Compliance officer fined over pension transfer advice failure

The provision of later life planning advice has again come under scrutiny following a recent decision by the Financial Conduct Authority.

David Watters was fined £75,000 for failing to exercise due care, skill and diligence in his role as compliance oversight officer, both at FGS McClure Watters (FGS) and Lanyon Astor Buller Ltd (LAB).

An investigation found that Watters had not taken reasonable steps to ensure that a certain process was in place at either of the firms. Specifically, this was the provision of advice relating to Enhanced Transfer Value (ETV) pension transfer exercises. He had failed to check that the process was adequate or met regulatory standards. As a result, there was a serious risk of advice being unsuitable for clients, particularly in relation to the benefits of transferring a pension to a defined contribution scheme from a defined benefit scheme. This would form part of an ETV pension transfer exercise.

An estimated 500 customers that received advice from either of the firms went ahead with this kind of transferral, with a cumulative value amounting to £12.7 million. Where pensions are moved from defined benefit schemes to defined contribution schemes, guaranteed benefits are lost; these may have been lost unnecessarily in certain cases.

According to the FCA, ‘Mr Watters failed to give sufficient consideration to whether the advice process was compliant; he did not take reasonable steps to gain a sufficient understanding of the relevant regulatory requirements; and did not obtain an appropriate third party review of the processes to ensure compliance.
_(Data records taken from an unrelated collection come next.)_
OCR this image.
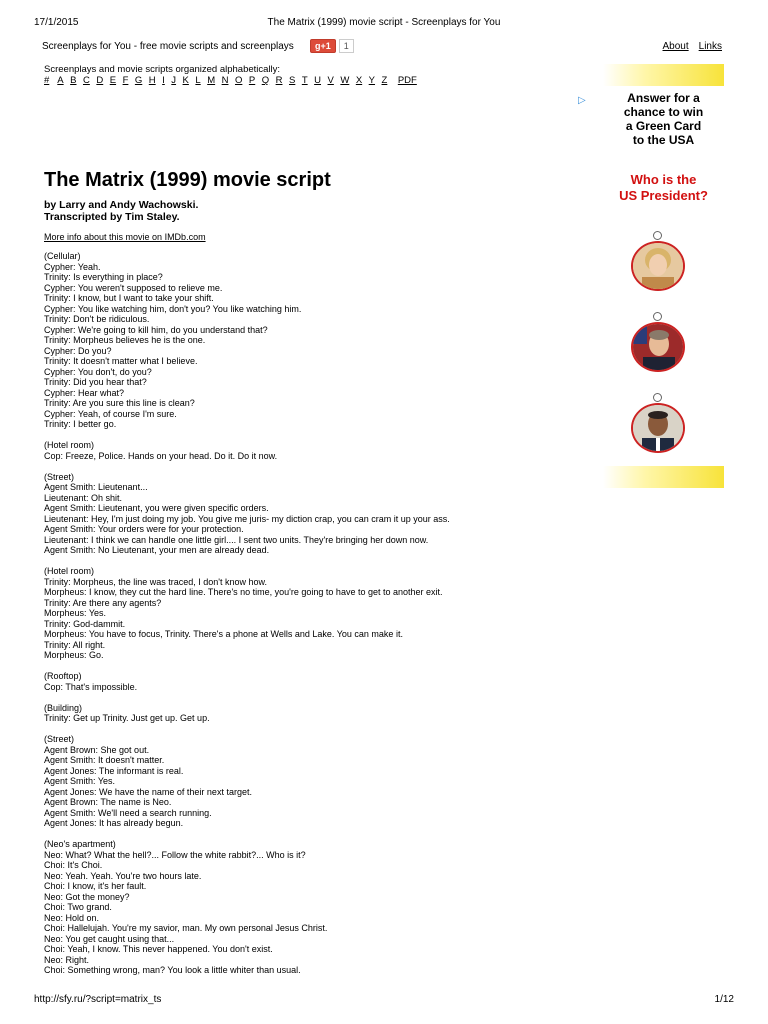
17/1/2015	The Matrix (1999) movie script - Screenplays for You
Screenplays for You - free movie scripts and screenplays	g+1	1	About Links
Screenplays and movie scripts organized alphabetically:
# A B C D E F G H I J K L M N O P Q R S T U V W X Y Z PDF
▷	Answer for a
chance to win
a Green Card
to the USA
Who is the
US President?
The Matrix (1999) movie script
by Larry and Andy Wachowski.
Transcripted by Tim Staley.
More info about this movie on IMDb.com
(Cellular)
Cypher: Yeah.
Trinity: Is everything in place?
Cypher: You weren't supposed to relieve me.
Trinity: I know, but I want to take your shift.
Cypher: You like watching him, don't you? You like watching him.
Trinity: Don't be ridiculous.
Cypher: We're going to kill him, do you understand that?
Trinity: Morpheus believes he is the one.
Cypher: Do you?
Trinity: It doesn't matter what I believe.
Cypher: You don't, do you?
Trinity: Did you hear that?
Cypher: Hear what?
Trinity: Are you sure this line is clean?
Cypher: Yeah, of course I'm sure.
Trinity: I better go.
(Hotel room)
Cop: Freeze, Police. Hands on your head. Do it. Do it now.
(Street)
Agent Smith: Lieutenant...
Lieutenant: Oh shit.
Agent Smith: Lieutenant, you were given specific orders.
Lieutenant: Hey, I'm just doing my job. You give me juris- my diction crap, you can cram it up your ass.
Agent Smith: Your orders were for your protection.
Lieutenant: I think we can handle one little girl.... I sent two units. They're bringing her down now.
Agent Smith: No Lieutenant, your men are already dead.
(Hotel room)
Trinity: Morpheus, the line was traced, I don't know how.
Morpheus: I know, they cut the hard line. There's no time, you're going to have to get to another exit.
Trinity: Are there any agents?
Morpheus: Yes.
Trinity: God-dammit.
Morpheus: You have to focus, Trinity. There's a phone at Wells and Lake. You can make it.
Trinity: All right.
Morpheus: Go.
(Rooftop)
Cop: That's impossible.
(Building)
Trinity: Get up Trinity. Just get up. Get up.
(Street)
Agent Brown: She got out.
Agent Smith: It doesn't matter.
Agent Jones: The informant is real.
Agent Smith: Yes.
Agent Jones: We have the name of their next target.
Agent Brown: The name is Neo.
Agent Smith: We'll need a search running.
Agent Jones: It has already begun.
(Neo's apartment)
Neo: What? What the hell?... Follow the white rabbit?... Who is it?
Choi: It's Choi.
Neo: Yeah. Yeah. You're two hours late.
Choi: I know, it's her fault.
Neo: Got the money?
Choi: Two grand.
Neo: Hold on.
Choi: Hallelujah. You're my savior, man. My own personal Jesus Christ.
Neo: You get caught using that...
Choi: Yeah, I know. This never happened. You don't exist.
Neo: Right.
Choi: Something wrong, man? You look a little whiter than usual.
http://sfy.ru/?script=matrix_ts	1/12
Mr Watters also failed to take reasonable steps to ensure that advisers were properly monitored to reduce the risk of unsuitable ETV pension transfer advice being given to customers.’
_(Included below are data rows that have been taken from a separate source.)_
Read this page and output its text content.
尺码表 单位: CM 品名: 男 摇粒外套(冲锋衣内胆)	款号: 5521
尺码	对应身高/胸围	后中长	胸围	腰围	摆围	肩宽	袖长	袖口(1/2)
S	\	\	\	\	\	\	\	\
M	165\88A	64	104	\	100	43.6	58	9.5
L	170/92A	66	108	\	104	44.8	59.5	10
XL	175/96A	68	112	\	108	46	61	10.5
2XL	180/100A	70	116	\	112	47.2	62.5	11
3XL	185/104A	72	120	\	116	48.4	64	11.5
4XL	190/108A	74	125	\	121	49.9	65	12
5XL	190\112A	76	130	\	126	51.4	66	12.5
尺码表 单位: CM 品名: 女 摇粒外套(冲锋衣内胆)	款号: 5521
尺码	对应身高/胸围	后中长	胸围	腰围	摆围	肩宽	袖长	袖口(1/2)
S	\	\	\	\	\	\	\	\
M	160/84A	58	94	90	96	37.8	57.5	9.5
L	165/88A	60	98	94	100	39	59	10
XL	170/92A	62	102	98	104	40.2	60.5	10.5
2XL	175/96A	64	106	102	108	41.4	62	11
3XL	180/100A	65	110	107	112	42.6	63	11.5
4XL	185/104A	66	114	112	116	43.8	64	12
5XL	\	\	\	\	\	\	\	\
As ETV exercises encourage transferral of pensions, it’s essential that advice received is both appropriate for the consumer and considers whether the transfer is indeed in their best interests.

Commenting on the issuing of the fine was Mark Steward. The Executive Director of Enforcement and Market Oversight stated: “It was Mr Watters’ responsibility to take reasonable steps to put in place a compliant advice process.  His failure to do this placed customers at risk of needlessly losing valuable benefits for their retirement.”
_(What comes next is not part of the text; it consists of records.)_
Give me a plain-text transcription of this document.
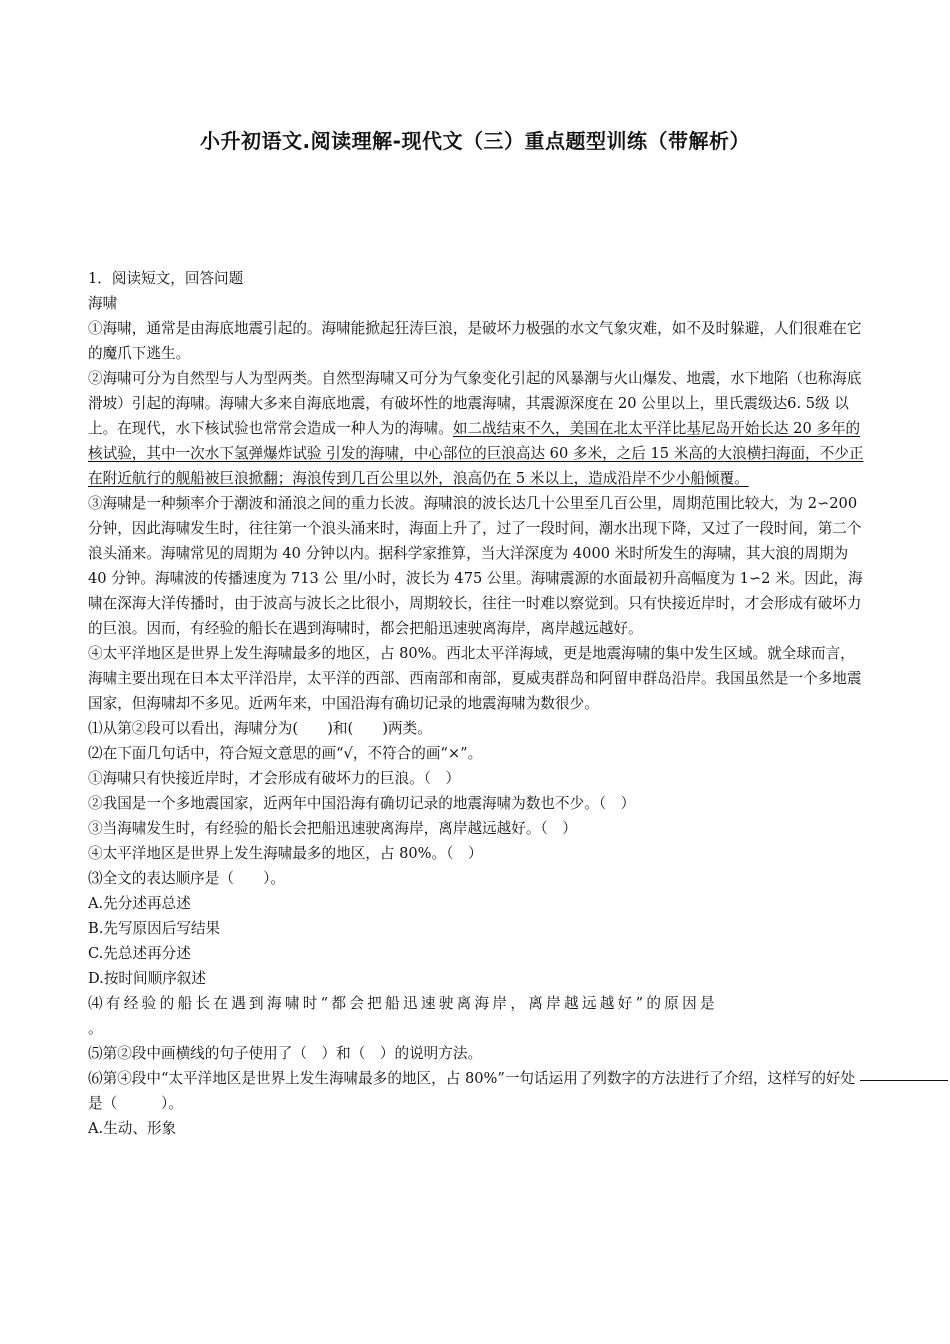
小升初语文.阅读理解-现代文（三）重点题型训练（带解析）

1．阅读短文，回答问题

海啸

①海啸，通常是由海底地震引起的。海啸能掀起狂涛巨浪，是破坏力极强的水文气象灾难，如不及时躲避，人们很难在它的魔爪下逃生。

②海啸可分为自然型与人为型两类。自然型海啸又可分为气象变化引起的风暴潮与火山爆发、地震，水下地陷（也称海底滑坡）引起的海啸。海啸大多来自海底地震，有破坏性的地震海啸，其震源深度在 20 公里以上，里氏震级达6. 5级 以上。在现代，水下核试验也常常会造成一种人为的海啸。如二战结束不久，美国在北太平洋比基尼岛开始长达 20 多年的核试验，其中一次水下氢弹爆炸试验 引发的海啸，中心部位的巨浪高达 60 多米，之后 15 米高的大浪横扫海面，不少正在附近航行的舰船被巨浪掀翻；海浪传到几百公里以外，浪高仍在 5 米以上，造成沿岸不少小船倾覆。

③海啸是一种频率介于潮波和涌浪之间的重力长波。海啸浪的波长达几十公里至几百公里，周期范围比较大，为 2∽200 分钟，因此海啸发生时，往往第一个浪头涌来时，海面上升了，过了一段时间，潮水出现下降，又过了一段时间，第二个浪头涌来。海啸常见的周期为 40 分钟以内。据科学家推算，当大洋深度为 4000 米时所发生的海啸，其大浪的周期为 40 分钟。海啸波的传播速度为 713 公 里/小时，波长为 475 公里。海啸震源的水面最初升高幅度为 1∽2 米。因此，海啸在深海大洋传播时，由于波高与波长之比很小，周期较长，往往一时难以察觉到。只有快接近岸时，才会形成有破坏力的巨浪。因而，有经验的船长在遇到海啸时，都会把船迅速驶离海岸，离岸越远越好。

④太平洋地区是世界上发生海啸最多的地区，占 80%。西北太平洋海域，更是地震海啸的集中发生区域。就全球而言，海啸主要出现在日本太平洋沿岸，太平洋的西部、西南部和南部，夏威夷群岛和阿留申群岛沿岸。我国虽然是一个多地震国家，但海啸却不多见。近两年来，中国沿海有确切记录的地震海啸为数很少。

⑴从第②段可以看出，海啸分为(　　)和(　　)两类。

⑵在下面几句话中，符合短文意思的画“√，不符合的画“×”。

①海啸只有快接近岸时，才会形成有破坏力的巨浪。（　）

②我国是一个多地震国家，近两年中国沿海有确切记录的地震海啸为数也不少。（　）

③当海啸发生时，有经验的船长会把船迅速驶离海岸，离岸越远越好。（　）

④太平洋地区是世界上发生海啸最多的地区，占 80%。（　）

⑶全文的表达顺序是（　　）。

A.先分述再总述

B.先写原因后写结果

C.先总述再分述

D.按时间顺序叙述

⑷有经验的船长在遇到海啸时“都会把船迅速驶离海岸，离岸越远越好”的原因是

。

⑸第②段中画横线的句子使用了（　）和（　）的说明方法。

⑹第④段中“太平洋地区是世界上发生海啸最多的地区，占 80%”一句话运用了列数字的方法进行了介绍，这样写的好处是（　　　）。

A.生动、形象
Earlier this year, the FCA issued a warning on pension transfer advice after discovering that some firms had not properly considered the nature of their client’s investment. It drew attention to the responsibility of firms in possessing an advisory role, expressing a need for advisors to tailor their advice, rather than basing their recommendations on a hypothetical case.

In June, the FCA published new proposals on pension transfer advice, relating to transfers where the consumer has safeguarded benefits. The aim of the amendments is to ensure that comprehensive advice is received by all consumers who request it.